I don't do many book reviews here, but this book is worthy of a mention because of its fun format. The book is presented as a scrapbook of a young woman, beginning in 1920 when she is 17, and ending in 1928. Every page is filled with ephemera of the era: postcards, food wrappings, ticket stubs, advertisements, photographs, souvenirs, fabric swatches, and more. The story is fairly interesting, too. Even though I never quite made an emotional connection with Frankie, I still wanted to know what would happen to her next!

Here is one of my favorite pages in the book, with souvenirs from her visit to the Eiffel Tower:
I find little trinkets endlessly fascinating.

Here is another page from the book, when Frankie sets up her first apartment in Greenwich Village after college graduation:

The author, Caroline Preston, used her own collection of ephemera, and bought lots more on Ebay, to make the book. What a fun and creative endeavor! If you want to read more about that, here is the author's web site.

Another thing I like about this book is that it demands you read the actual physical book. This wouldn't translate to an e-format very well.

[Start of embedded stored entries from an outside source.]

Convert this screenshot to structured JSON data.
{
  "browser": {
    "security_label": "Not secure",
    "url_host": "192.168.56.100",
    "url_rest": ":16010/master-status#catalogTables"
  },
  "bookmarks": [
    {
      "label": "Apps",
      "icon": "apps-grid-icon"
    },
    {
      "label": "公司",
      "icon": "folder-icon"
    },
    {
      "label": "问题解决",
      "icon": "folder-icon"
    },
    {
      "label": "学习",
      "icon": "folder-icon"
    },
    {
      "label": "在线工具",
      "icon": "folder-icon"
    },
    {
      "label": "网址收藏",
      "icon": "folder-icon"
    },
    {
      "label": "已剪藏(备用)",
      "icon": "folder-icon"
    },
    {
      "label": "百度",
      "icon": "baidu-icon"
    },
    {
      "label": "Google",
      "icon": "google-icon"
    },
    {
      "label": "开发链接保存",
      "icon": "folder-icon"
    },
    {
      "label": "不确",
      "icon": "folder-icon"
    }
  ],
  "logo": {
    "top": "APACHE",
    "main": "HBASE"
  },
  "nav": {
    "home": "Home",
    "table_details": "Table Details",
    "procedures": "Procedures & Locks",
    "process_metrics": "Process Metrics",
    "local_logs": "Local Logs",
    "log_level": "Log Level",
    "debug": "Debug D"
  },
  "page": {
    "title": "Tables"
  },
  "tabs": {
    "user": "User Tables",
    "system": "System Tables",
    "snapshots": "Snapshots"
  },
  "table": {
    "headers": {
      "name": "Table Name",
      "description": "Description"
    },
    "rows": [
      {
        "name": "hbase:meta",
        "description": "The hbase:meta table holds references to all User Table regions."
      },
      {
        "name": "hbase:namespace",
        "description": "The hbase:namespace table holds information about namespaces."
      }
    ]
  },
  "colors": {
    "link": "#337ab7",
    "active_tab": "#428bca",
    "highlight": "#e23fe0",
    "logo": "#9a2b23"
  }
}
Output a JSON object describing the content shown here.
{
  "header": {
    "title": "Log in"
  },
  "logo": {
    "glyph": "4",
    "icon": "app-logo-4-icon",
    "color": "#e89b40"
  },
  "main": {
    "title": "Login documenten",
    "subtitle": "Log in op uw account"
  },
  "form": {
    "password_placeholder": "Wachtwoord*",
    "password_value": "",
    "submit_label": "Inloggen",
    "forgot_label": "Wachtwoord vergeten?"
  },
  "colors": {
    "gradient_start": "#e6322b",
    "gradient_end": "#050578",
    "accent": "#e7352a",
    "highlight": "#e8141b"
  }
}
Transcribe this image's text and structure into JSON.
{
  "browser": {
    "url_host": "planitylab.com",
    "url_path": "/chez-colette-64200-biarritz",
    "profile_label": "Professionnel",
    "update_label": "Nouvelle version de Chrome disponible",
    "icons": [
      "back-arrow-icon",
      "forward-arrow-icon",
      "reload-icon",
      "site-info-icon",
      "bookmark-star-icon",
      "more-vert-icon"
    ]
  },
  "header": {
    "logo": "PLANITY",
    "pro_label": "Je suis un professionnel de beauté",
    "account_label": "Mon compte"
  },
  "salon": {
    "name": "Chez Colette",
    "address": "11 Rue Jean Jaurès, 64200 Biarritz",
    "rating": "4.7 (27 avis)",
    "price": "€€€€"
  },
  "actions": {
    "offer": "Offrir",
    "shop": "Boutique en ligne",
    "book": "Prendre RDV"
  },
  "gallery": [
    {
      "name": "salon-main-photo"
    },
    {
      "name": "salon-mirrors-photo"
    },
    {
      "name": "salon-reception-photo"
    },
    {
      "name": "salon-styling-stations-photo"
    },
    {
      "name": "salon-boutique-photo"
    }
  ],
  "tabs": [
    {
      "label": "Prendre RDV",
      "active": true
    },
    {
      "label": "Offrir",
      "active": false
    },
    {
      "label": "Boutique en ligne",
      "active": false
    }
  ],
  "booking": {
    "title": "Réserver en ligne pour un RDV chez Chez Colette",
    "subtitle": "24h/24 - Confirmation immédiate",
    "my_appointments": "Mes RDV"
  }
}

I've been thinking about books and e-books a lot lately because I got a Kindle Fire for Christmas, and I have to say, I'm still on the fence about the whole thing. While I think it's wonderful that practically any book I might want is immediately available to me at any hour of the day, I am so hard-wired to use the library that I just cannot pay money to read a book! On the occasions that I am willing to pay to read a book, I'd rather have the book in-hand to put on my shelf when I'm done. I just cannot bring myself to pay $12.99 for an e-version of a book.

I do admit the e-reader is convenient. I've downloaded many of the free classics, and I am taking advantage of the Amazon lending library available to Prime members (although the lending library selections leave something to be desired). I've even bought a few of the less expensive books available (I haven't paid more than $3.99 yet), but I am going to be a slow adapter to this. If my local public library ever makes the borrowing-of-e-books process more streamlined than it it is now, I will be one happy person.